Personal information
- Date of birth: 24 October 1985 (age 40)
- Place of birth: Horebeke, Belgium
- Height: 1.80 m (5 ft 11 in)
- Position: Attacking midfielder

Senior career*
- Years: Team / Apps / (Gls)
- 2007–2008: OH Leuven / 25 / (12)
- 2008–2012: Zulte Waregem / 68 / (11)
- 2012–2015: KV Kortrijk / 54 / (8)
- 2015–2017: Gent / 34 / (5)
- Total:  / 181 / (36)

= Thomas Matton =

Belgian footballer

Thomas Matton (born 24 October 1985) is a Belgian former professional footballer who played as an attacking midfielder.

==Career==
Matton got his youth training mainly at Club Brugge. He was a member of the generation of players such as Jason Vandelannoite, Glenn Verbauwhede and Nicolas Lombaerts. In 2006, he entered the first team of Club Brugge, but did not play any games.

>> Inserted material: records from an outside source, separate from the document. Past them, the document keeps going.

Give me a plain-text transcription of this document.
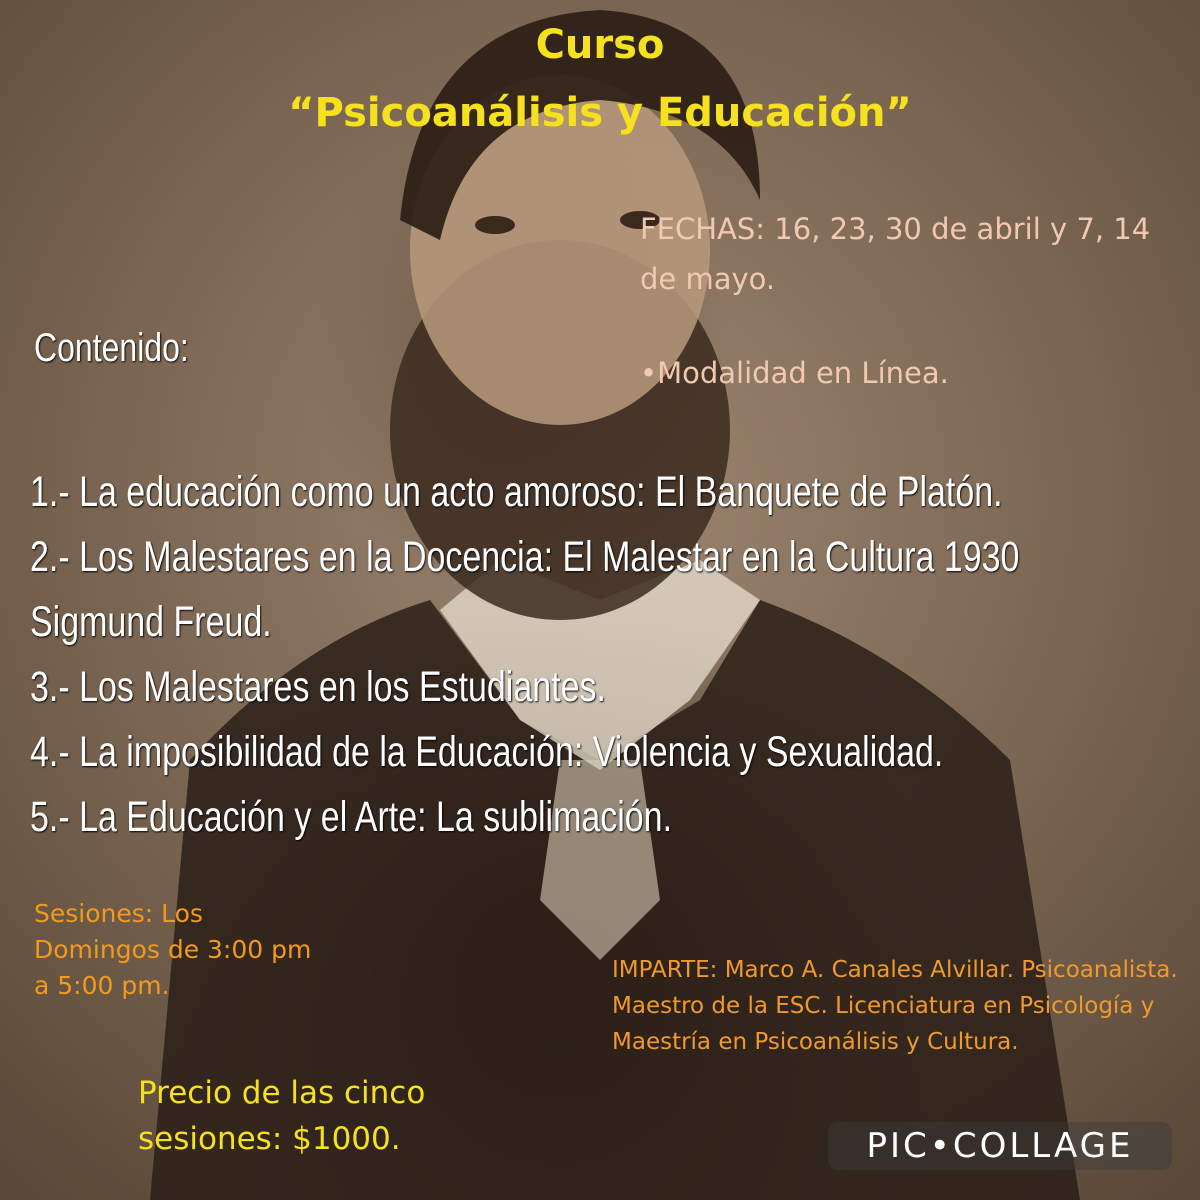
Curso
“Psicoanálisis y Educación”
FECHAS: 16, 23, 30 de abril y 7, 14 de mayo.
•Modalidad en Línea.
Contenido:
1.- La educación como un acto amoroso: El Banquete de Platón.
2.- Los Malestares en la Docencia: El Malestar en la Cultura 1930
Sigmund Freud.
3.- Los Malestares en los Estudiantes.
4.- La imposibilidad de la Educación: Violencia y Sexualidad.
5.- La Educación y el Arte: La sublimación.
Sesiones: Los Domingos de 3:00 pm a 5:00 pm.
IMPARTE: Marco A. Canales Alvillar. Psicoanalista. Maestro de la ESC. Licenciatura en Psicología y Maestría en Psicoanálisis y Cultura.
Precio de las cinco sesiones: $1000.	PIC•COLLAGE
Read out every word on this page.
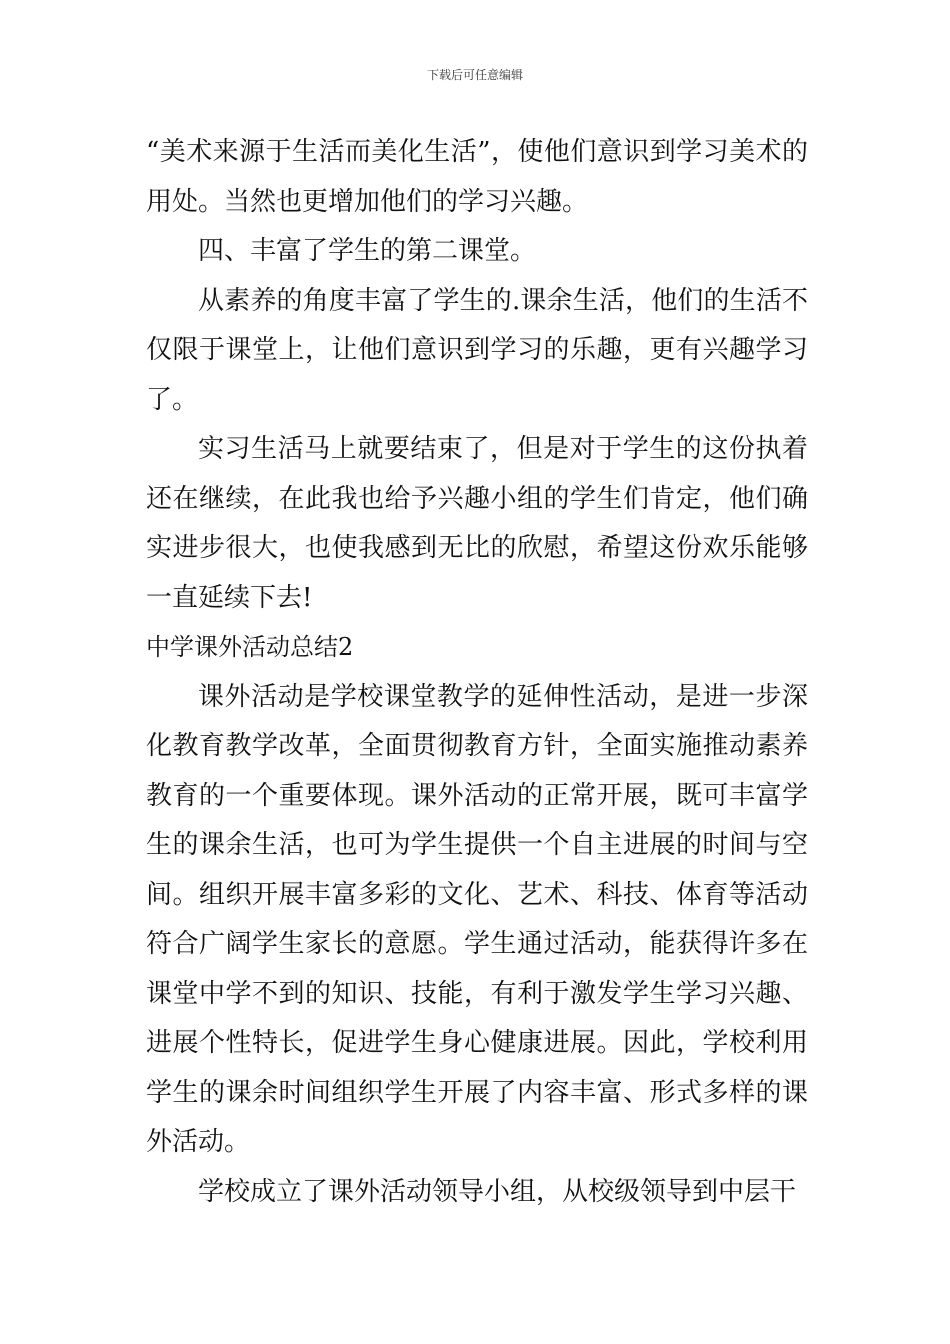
下载后可任意编辑

“美术来源于生活而美化生活”，使他们意识到学习美术的用处。当然也更增加他们的学习兴趣。

四、丰富了学生的第二课堂。

从素养的角度丰富了学生的.课余生活，他们的生活不仅限于课堂上，让他们意识到学习的乐趣，更有兴趣学习了。

实习生活马上就要结束了，但是对于学生的这份执着还在继续，在此我也给予兴趣小组的学生们肯定，他们确实进步很大，也使我感到无比的欣慰，希望这份欢乐能够一直延续下去!

中学课外活动总结2

课外活动是学校课堂教学的延伸性活动，是进一步深化教育教学改革，全面贯彻教育方针，全面实施推动素养教育的一个重要体现。课外活动的正常开展，既可丰富学生的课余生活，也可为学生提供一个自主进展的时间与空间。组织开展丰富多彩的文化、艺术、科技、体育等活动符合广阔学生家长的意愿。学生通过活动，能获得许多在课堂中学不到的知识、技能，有利于激发学生学习兴趣、进展个性特长，促进学生身心健康进展。因此，学校利用学生的课余时间组织学生开展了内容丰富、形式多样的课外活动。

学校成立了课外活动领导小组，从校级领导到中层干
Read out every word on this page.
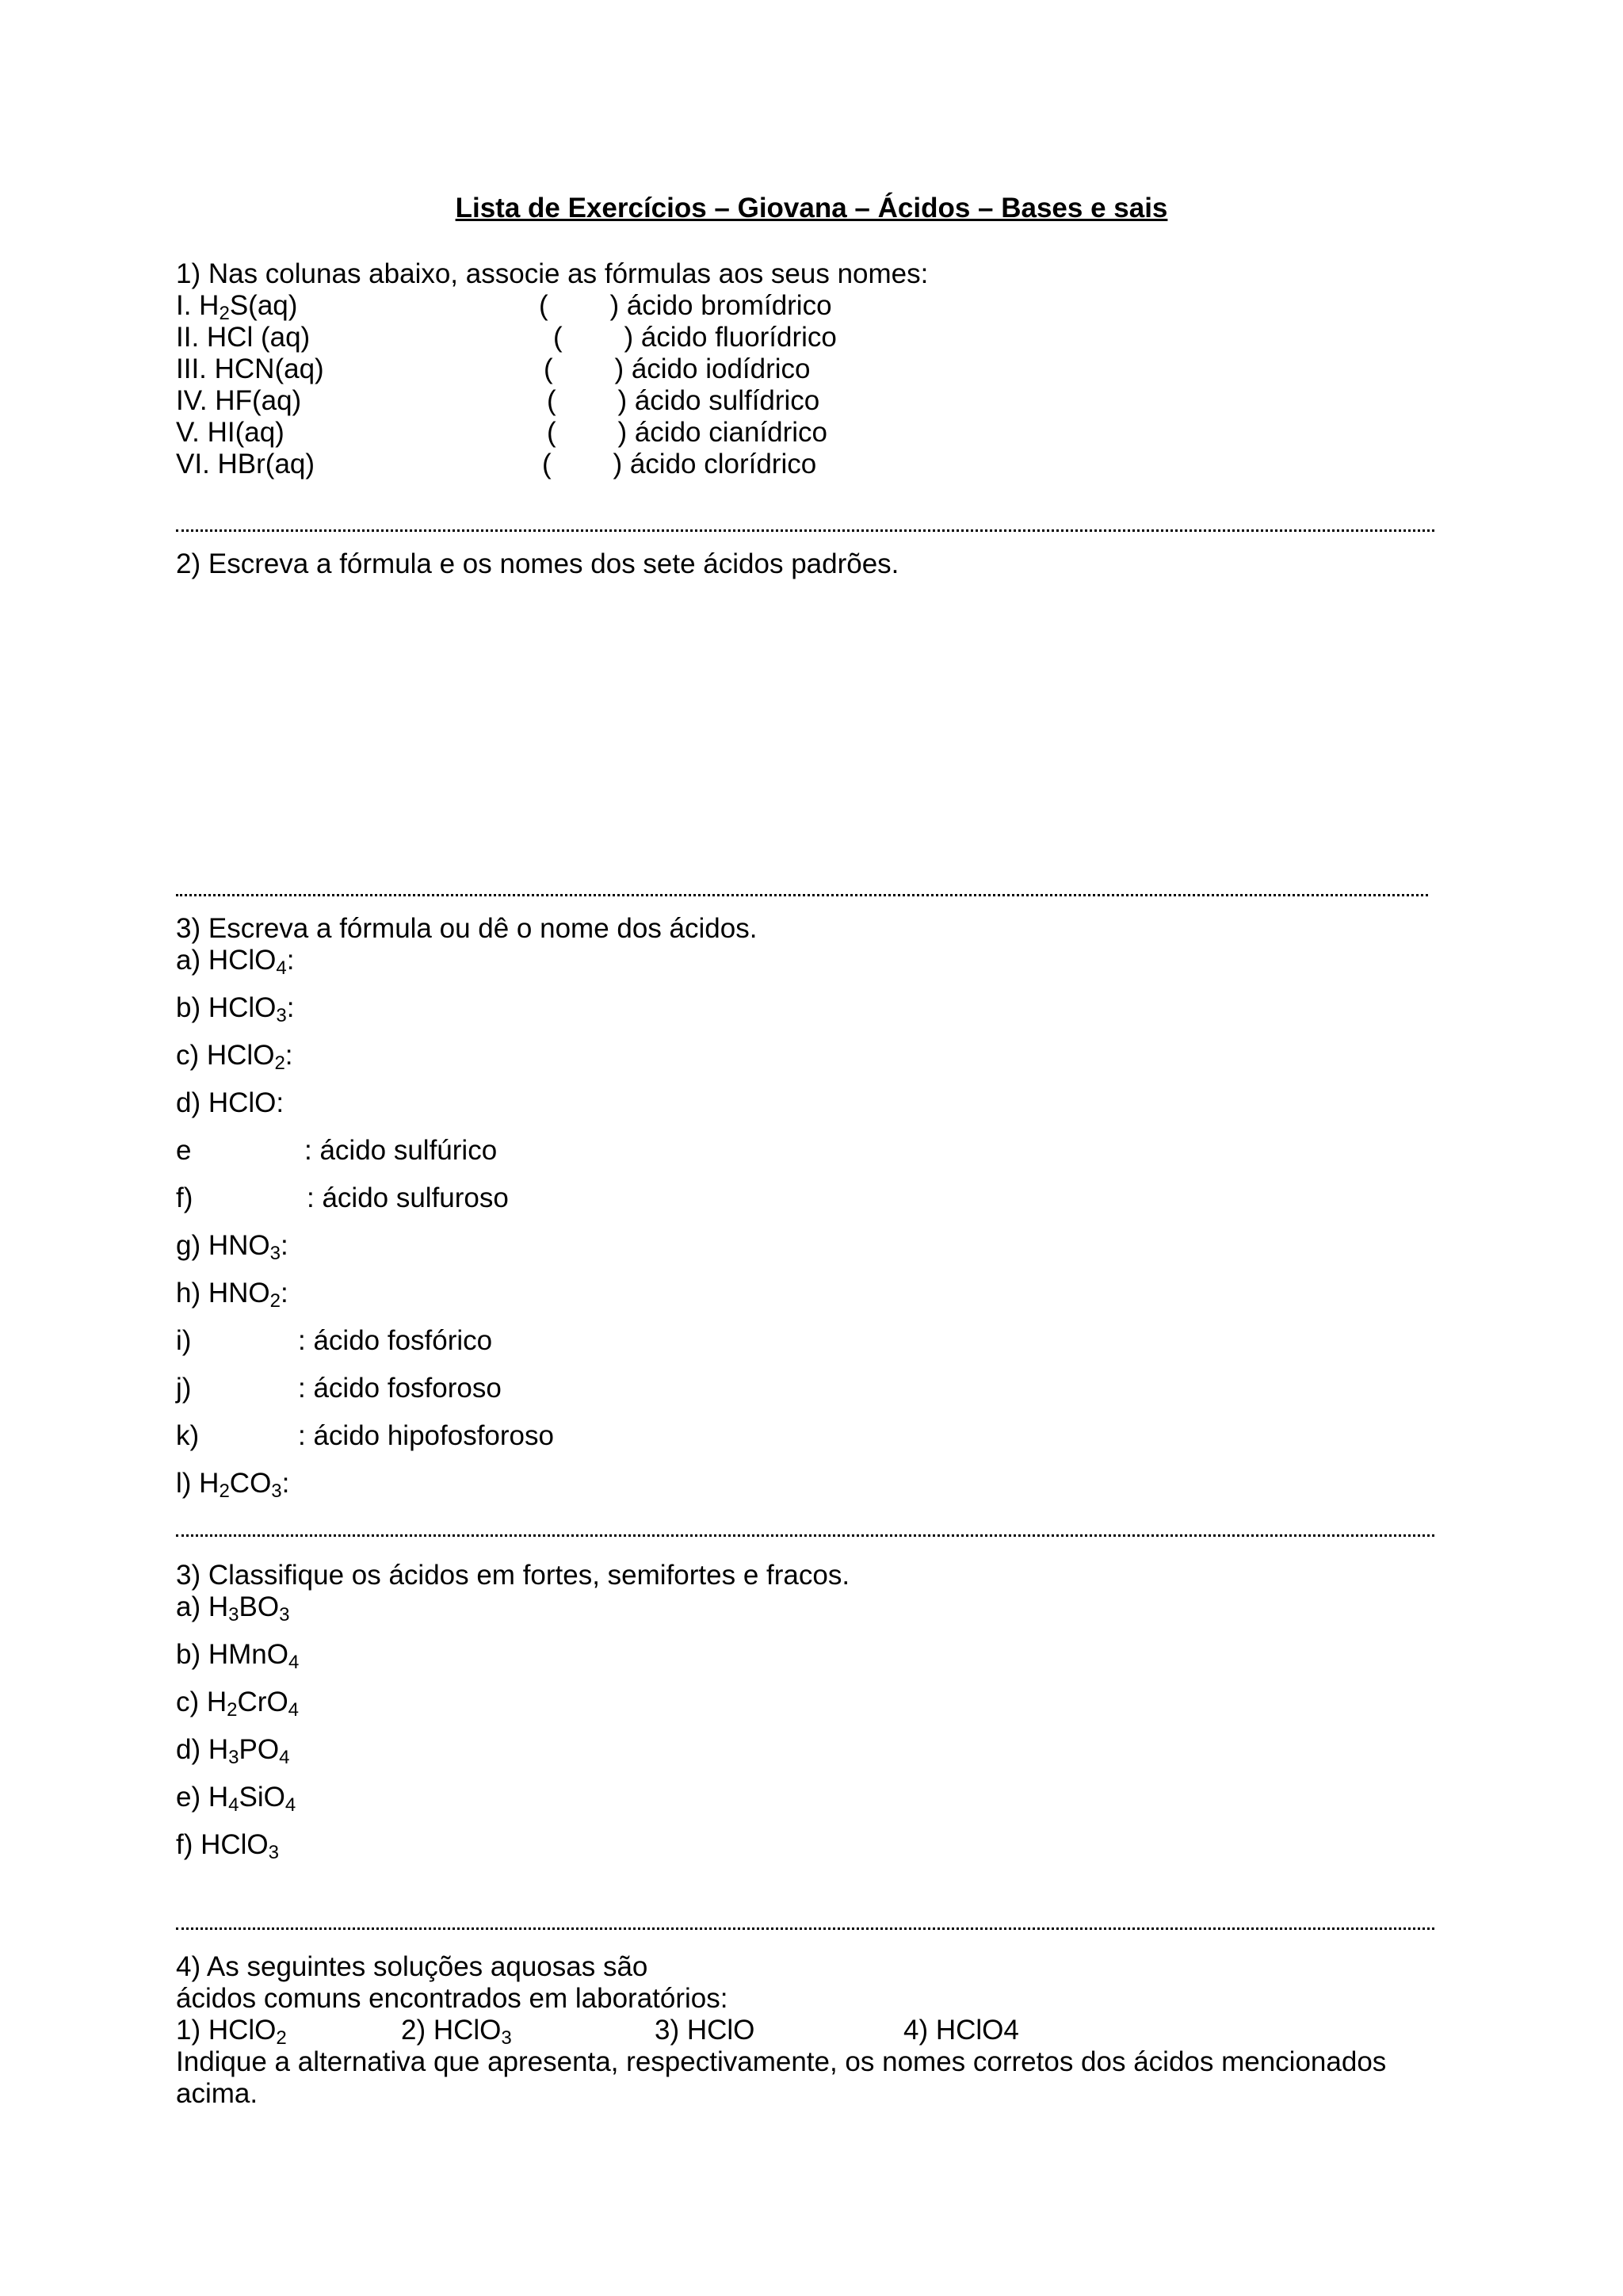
Lista de Exercícios – Giovana – Ácidos – Bases e sais
1) Nas colunas abaixo, associe as fórmulas aos seus nomes:
I. $H_2S(aq)$	(        ) ácido bromídrico
II. HCl (aq)	(        ) ácido fluorídrico
III. HCN(aq)	(        ) ácido iodídrico
IV. HF(aq)	(        ) ácido sulfídrico
V. HI(aq)	(        ) ácido cianídrico
VI. HBr(aq)	(        ) ácido clorídrico
2) Escreva a fórmula e os nomes dos sete ácidos padrões.
3) Escreva a fórmula ou dê o nome dos ácidos.
a) HClO$_4$:
b) HClO$_3$:
c) HClO$_2$:
d) HClO:
e	: ácido sulfúrico
f)	: ácido sulfuroso
g) $HNO_3$:
h) $HNO_2$:
i)	: ácido fosfórico
j)	: ácido fosforoso
k)	: ácido hipofosforoso
l) $H_2CO_3$:
3) Classifique os ácidos em fortes, semifortes e fracos.
a) $H_3BO_3$
b) HMnO$_4$
c) $H_2CrO_4$
d) $H_3PO_4$
e) $H_4SiO_4$
f) HClO$_3$
4) As seguintes soluções aquosas são
ácidos comuns encontrados em laboratórios:
1) HClO$_2$	2) HClO$_3$	3) HClO	4) HClO4
Indique a alternativa que apresenta, respectivamente, os nomes corretos dos ácidos mencionados
acima.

On 21 May 2007, Matton signed a two-year contract at OH Leuven. At the end of April 2008, he signed a contract of four seasons at Zulte Waregem. In May 2012, he signed a two-year contract at KV Kortrijk.

On 10 February 2015, it was announced that Matton was transferred to Gent after Kortrijk had not been willing to prolong the contract of Matton. He signed in Gent for two years.

Matton finally announced his retirement on 8 December 2017 after successive injuries.